Muaro Jambi, Bungotv.co – Gubernur Jambi Al Haris mendampingi Menteri Kebudayaan Republik Indonesia, Fadli Zon meresmikan Museum Sriwijaya Dharmakirti di Kawasan Cagar Budaya Nasional Muaro Jambi, Jumat (31/07). Kehadiran museum tersebut diharapkan menjadi tonggak penting dalam pelestarian sekaligus pengenalan sejarah dan peradaban Jambi kepada masyarakat luas.
Dalam sambutannya, Al Haris menyampaikan apresiasi atas diresmikannya museum yang dinilai menjadi rekam jejak sejarah dan peradaban Jambi secara lebih utuh. Menurutnya, museum ini tidak hanya menyimpan koleksi benda bersejarah, tetapi juga menjadi ruang untuk menampilkan hasil penelitian dan temuan arkeologi dari kawasan Candi Muaro Jambi yang selama ini terus dikembangkan.
Peresmian museum turut dihadiri unsur Forum Koordinasi Pimpinan Daerah (Forkopimda) Provinsi Jambi, Bupati Muaro Jambi, Ketua TP PKK Provinsi Jambi Hj. Hesnidar Haris, Wakil Ketua TP PKK Hj. Iin Kurniasih, serta Direktur Jenderal Pelindungan Kebudayaan dan Tradisi Kementerian Kebudayaan, Restu Gunawan.

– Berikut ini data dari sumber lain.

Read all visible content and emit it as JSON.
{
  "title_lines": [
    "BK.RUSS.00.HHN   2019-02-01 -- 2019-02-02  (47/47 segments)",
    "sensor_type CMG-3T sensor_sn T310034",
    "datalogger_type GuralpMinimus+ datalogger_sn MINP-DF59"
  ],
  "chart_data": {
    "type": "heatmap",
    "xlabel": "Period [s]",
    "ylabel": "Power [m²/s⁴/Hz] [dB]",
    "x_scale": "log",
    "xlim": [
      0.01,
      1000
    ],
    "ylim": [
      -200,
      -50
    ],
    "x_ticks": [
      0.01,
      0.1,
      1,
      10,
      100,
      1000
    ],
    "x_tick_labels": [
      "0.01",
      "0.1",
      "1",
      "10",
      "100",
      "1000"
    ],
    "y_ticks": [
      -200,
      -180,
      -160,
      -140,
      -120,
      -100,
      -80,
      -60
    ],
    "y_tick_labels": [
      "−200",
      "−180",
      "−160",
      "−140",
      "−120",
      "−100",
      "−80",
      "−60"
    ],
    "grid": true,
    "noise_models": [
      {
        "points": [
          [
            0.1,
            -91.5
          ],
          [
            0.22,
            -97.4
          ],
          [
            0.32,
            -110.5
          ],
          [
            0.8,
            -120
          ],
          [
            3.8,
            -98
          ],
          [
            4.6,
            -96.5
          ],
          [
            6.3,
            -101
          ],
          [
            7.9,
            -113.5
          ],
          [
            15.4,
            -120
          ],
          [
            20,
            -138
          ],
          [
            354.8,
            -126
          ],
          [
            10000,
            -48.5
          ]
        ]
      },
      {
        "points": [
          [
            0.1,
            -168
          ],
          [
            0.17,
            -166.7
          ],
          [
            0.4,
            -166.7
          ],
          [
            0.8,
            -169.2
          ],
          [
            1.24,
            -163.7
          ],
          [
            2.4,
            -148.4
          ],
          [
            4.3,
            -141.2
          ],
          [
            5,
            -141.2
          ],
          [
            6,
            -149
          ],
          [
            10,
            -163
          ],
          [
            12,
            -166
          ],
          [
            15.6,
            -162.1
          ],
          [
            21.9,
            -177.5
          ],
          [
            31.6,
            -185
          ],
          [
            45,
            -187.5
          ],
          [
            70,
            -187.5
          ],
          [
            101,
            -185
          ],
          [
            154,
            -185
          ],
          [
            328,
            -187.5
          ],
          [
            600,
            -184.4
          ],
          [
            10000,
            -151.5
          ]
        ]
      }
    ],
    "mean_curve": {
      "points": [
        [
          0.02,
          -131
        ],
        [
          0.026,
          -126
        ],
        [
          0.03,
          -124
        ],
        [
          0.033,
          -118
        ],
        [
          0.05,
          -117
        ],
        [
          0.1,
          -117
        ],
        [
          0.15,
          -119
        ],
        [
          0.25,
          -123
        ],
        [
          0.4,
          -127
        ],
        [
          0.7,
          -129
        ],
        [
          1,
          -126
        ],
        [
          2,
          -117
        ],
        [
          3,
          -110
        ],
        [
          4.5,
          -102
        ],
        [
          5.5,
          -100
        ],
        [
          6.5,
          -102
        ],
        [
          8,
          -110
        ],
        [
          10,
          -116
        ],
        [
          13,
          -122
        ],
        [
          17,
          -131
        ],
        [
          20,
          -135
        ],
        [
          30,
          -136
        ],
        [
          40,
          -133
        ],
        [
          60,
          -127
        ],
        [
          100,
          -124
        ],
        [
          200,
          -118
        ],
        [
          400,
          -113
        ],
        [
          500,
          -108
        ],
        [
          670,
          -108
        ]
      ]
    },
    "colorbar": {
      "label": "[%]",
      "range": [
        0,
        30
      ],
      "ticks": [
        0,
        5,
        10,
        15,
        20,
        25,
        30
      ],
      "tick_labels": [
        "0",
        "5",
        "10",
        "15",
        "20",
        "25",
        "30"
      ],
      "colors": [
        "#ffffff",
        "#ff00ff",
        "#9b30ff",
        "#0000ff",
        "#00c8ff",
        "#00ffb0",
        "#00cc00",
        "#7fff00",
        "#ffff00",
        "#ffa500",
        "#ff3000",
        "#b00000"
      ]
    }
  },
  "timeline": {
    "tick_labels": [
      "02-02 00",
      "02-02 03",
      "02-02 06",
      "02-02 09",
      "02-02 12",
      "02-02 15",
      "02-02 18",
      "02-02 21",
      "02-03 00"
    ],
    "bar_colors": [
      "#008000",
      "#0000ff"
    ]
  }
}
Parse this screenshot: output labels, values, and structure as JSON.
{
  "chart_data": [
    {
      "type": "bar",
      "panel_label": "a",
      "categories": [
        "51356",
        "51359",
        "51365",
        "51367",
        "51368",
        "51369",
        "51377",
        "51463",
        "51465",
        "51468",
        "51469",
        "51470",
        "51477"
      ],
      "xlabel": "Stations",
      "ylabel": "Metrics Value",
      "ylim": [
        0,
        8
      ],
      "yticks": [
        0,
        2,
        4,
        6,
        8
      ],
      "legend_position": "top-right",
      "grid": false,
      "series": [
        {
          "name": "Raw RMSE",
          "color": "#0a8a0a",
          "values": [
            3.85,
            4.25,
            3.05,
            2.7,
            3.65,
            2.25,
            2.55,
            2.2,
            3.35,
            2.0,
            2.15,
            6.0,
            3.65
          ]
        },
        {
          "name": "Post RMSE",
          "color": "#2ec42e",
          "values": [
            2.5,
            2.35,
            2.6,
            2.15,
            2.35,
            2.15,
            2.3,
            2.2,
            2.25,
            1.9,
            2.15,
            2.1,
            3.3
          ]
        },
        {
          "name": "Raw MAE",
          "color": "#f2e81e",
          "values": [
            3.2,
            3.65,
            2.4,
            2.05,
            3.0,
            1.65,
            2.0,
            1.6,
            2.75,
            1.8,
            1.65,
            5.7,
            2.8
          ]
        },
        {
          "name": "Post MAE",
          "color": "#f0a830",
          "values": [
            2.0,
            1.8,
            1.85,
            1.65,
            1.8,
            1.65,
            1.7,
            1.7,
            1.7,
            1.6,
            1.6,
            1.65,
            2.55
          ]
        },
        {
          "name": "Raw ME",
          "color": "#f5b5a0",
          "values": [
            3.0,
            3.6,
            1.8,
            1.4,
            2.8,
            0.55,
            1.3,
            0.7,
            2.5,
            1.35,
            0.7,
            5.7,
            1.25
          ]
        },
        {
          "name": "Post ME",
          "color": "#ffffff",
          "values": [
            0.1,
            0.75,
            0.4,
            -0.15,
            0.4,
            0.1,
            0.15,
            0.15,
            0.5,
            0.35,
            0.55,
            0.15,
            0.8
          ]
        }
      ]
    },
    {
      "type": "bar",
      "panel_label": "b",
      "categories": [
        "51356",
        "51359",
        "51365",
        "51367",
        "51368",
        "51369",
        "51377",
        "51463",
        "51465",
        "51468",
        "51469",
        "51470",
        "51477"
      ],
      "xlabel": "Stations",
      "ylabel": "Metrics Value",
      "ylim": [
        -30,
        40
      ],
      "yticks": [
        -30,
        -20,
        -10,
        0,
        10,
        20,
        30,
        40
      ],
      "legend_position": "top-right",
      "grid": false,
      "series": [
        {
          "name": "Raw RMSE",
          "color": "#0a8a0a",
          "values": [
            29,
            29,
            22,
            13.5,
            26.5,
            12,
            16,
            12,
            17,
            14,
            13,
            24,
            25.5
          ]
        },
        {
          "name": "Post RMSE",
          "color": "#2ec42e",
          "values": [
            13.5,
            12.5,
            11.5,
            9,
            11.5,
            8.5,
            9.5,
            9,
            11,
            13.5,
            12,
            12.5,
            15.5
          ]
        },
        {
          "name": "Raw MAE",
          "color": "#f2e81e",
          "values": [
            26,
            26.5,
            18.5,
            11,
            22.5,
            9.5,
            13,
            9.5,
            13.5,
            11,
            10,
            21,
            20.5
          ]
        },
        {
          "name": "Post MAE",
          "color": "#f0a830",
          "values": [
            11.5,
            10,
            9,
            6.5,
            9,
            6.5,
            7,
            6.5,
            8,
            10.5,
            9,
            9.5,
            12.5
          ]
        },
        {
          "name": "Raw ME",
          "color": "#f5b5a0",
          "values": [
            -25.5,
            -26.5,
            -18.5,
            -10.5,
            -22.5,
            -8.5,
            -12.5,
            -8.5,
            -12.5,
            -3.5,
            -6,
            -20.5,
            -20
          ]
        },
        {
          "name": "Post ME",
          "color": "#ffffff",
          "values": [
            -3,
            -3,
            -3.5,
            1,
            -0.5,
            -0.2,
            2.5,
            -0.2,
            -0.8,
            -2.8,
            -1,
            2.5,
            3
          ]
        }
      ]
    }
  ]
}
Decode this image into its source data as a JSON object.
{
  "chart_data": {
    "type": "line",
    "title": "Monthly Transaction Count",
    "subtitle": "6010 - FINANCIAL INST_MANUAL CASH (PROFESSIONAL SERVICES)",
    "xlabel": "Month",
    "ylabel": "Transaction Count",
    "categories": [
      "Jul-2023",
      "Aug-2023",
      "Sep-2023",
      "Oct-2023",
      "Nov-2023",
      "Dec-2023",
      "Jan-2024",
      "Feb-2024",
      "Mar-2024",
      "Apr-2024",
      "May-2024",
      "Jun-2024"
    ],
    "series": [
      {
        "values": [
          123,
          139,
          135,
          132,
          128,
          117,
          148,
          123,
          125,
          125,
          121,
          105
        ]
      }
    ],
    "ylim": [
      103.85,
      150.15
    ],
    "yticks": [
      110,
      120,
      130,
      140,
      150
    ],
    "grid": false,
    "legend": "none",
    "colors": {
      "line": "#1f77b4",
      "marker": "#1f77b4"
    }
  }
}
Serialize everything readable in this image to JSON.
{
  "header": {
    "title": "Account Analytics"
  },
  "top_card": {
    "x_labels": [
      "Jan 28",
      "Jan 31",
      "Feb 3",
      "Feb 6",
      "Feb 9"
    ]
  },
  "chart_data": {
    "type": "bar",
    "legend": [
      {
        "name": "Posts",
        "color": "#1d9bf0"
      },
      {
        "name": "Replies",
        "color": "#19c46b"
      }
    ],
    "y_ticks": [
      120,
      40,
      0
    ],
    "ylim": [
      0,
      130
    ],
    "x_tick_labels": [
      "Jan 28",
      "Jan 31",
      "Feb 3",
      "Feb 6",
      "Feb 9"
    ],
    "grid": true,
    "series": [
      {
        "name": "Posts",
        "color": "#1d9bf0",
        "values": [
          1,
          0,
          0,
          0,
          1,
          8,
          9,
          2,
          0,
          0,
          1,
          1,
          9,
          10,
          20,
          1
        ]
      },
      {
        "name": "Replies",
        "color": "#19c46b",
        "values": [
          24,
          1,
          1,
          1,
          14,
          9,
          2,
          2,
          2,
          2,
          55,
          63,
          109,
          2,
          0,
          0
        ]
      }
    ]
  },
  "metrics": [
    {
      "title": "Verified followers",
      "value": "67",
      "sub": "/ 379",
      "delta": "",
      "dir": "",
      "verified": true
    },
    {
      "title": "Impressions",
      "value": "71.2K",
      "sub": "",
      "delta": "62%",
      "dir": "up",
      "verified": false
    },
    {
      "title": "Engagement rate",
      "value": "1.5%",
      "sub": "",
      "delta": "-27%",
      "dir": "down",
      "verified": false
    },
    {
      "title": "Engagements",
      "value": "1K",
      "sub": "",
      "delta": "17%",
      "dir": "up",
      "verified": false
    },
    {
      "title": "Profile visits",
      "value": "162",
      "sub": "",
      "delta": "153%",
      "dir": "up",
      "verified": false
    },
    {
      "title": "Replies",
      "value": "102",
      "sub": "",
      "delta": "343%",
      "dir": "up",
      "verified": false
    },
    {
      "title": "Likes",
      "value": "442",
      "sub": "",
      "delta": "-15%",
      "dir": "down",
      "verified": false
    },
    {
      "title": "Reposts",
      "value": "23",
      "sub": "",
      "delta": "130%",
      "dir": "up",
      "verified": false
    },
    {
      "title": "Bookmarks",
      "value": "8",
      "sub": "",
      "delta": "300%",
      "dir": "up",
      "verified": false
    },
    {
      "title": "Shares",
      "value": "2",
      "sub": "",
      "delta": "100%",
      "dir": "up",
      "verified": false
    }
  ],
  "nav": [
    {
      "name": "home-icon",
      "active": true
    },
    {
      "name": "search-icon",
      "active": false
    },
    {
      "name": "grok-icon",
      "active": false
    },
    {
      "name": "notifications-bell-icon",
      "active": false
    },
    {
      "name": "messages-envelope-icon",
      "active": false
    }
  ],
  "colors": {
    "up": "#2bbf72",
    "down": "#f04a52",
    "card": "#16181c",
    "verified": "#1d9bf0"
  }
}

Al Haris menilai Museum Sriwijaya Dharmakirti menjadi miniatur perjalanan sejarah Jambi, mulai dari masa kejayaan Kerajaan Buddha, masuknya Islam, hingga perkembangan Provinsi Jambi pada masa kini. “Karena itu, museum diharapkan tidak hanya menjadi destinasi wisata sejarah, tetapi juga berfungsi sebagai pusat penelitian, edukasi, dan pelestarian warisan budaya bagi generasi mendatang,” ujarnya.
Pada kesempatan tersebut, Gubernur Al Haris juga menegaskan komitmen Pemerintah Provinsi Jambi dalam mendukung pengembangan Kawasan Cagar Budaya Nasional Muaro Jambi. Salah satunya melalui peningkatan infrastruktur penunjang, termasuk mendorong peningkatan status Bandara Sultan Thaha Jambi menjadi bandara internasional guna memperluas akses wisatawan dan peneliti dari berbagai negara.
Sementara itu, Menteri Kebudayaan RI Fadli Zon menyampaikan bahwa Museum Sriwijaya Dharmakirti akan dikembangkan sebagai laboratorium riset kebudayaan. Museum ini diharapkan menjadi pusat penelitian yang mampu mendukung pengembangan ilmu pengetahuan mengenai sejarah dan peradaban Nusantara, sekaligus memperkuat posisi Muaro Jambi sebagai salah satu pusat peradaban penting di Asia Tenggara.